Como estas dos viudas, la del templo y la de Sarepta, existen también hoy mujeres “insignificantes”, que en el fondo son más valiosas que muchas caras plásticas y divas con pies de barro.
Estas mujeres no son entrevistadas por los medios amarillistas ávidos de chivas sensacionalistas; no son perseguidas por las cámaras y revistas sensibleras, porque no son jóvenes bellas, ni pertenecen a la alta sociedad o a alguna casta especial. No son influyentes, ni poseen cuentas bancarias, y sus medidas no son 60-90-60. No se casan y se divorcian a los pocos días y por tanto no se hacen “dignas” de salir en las páginas del pseudoperiodismo que prefiere la sociedad light.
No tienen fundaciones con su nombre ni hacen grandes donaciones económicas a las iglesias porque, sencillamente, no tienen. No son letradas, ni poseen conocimiento científico o teológico. Pertenecen a la gran masa de excluidos y bailan sin querer el baile de los que sobran. Pero con su trabajo como madres, abuelas, educadoras, líderes comunitarias, catequistas y ministras laicas; con su silencio en la oración, su testimonio de vida, su entrega y su trabajo anónimo con el cual ponen muchas veces en riesgo sus propias vidas, dan más que muchos notables. No son unas simples colaboradoras que dan de lo que les sobra, sino que ofrecen toda su vida y son pilares fundamentales de la Iglesia y de la sociedad, motores de las transformaciones sociales e institucionales.

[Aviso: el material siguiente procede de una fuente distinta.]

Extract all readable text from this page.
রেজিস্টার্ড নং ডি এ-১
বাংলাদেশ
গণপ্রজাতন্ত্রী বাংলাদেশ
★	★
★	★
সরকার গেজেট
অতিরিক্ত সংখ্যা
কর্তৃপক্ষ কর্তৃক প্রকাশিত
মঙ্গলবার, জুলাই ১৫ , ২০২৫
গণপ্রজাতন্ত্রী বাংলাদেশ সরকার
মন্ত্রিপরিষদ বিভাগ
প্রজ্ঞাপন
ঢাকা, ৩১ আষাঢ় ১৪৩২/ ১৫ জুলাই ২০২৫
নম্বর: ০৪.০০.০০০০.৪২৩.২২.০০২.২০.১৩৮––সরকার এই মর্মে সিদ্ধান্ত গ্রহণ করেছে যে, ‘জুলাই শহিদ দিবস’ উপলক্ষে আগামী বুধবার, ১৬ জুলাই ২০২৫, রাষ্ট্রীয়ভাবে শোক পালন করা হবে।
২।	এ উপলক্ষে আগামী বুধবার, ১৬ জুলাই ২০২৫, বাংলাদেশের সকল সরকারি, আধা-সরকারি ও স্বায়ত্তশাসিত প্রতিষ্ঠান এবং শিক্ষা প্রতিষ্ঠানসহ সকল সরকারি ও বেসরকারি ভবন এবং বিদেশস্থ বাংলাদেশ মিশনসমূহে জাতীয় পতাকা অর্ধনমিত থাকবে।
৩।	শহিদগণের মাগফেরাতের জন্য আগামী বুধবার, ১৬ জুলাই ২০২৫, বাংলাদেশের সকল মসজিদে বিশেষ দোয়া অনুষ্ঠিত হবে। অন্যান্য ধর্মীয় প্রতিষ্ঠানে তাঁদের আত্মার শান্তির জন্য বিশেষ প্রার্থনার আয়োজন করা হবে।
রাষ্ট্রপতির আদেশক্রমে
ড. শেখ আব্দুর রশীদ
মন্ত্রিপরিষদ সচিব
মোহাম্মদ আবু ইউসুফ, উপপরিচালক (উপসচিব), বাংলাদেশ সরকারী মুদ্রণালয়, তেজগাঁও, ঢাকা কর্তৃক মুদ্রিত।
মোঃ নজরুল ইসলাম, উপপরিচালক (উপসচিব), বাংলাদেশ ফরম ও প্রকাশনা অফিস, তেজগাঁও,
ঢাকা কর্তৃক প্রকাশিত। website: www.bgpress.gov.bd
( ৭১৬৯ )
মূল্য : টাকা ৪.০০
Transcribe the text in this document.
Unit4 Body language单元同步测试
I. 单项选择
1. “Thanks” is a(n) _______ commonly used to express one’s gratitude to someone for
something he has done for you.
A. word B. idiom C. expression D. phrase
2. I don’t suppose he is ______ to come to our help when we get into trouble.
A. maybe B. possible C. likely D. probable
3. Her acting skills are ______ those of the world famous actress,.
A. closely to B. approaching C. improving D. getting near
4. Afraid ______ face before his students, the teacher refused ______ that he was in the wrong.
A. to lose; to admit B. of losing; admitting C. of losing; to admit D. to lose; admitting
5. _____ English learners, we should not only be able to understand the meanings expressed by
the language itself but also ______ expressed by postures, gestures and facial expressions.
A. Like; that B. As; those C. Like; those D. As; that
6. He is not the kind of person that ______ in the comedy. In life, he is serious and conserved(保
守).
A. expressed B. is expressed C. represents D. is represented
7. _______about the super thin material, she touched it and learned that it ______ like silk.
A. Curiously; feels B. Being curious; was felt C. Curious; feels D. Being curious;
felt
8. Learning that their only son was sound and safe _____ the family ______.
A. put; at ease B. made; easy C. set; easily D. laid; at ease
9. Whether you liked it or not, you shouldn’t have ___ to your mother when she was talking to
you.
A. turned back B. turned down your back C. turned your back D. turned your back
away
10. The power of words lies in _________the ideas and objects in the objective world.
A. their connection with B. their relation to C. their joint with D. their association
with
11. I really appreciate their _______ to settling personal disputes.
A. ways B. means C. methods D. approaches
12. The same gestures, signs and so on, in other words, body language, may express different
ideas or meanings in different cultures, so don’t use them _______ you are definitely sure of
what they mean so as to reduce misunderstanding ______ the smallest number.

Ellas son un gran paradigma de discipulado. Ellas nos enseñan a vivir el verdadero compromiso y el verdadero culto, pues son imagen de Cristo que se ofreció a sí mismo por nosotros (segunda lectura). Hoy necesitamos discernir nuestra manera de valorar a las personas, pues muchas veces nosotros también valoramos más a quienes tienen dinero que a quienes no lo tienen. A quienes dan buenas ofrendas económicas, que a quienes lo único que dan es su propia humanidad, pues no poseen más. Necesitamos valorar la entrega del resto empobrecido que da su propia vida, y entregarnos con toda nuestra humanidad a la causa de Jesús… Que así sea. Luz.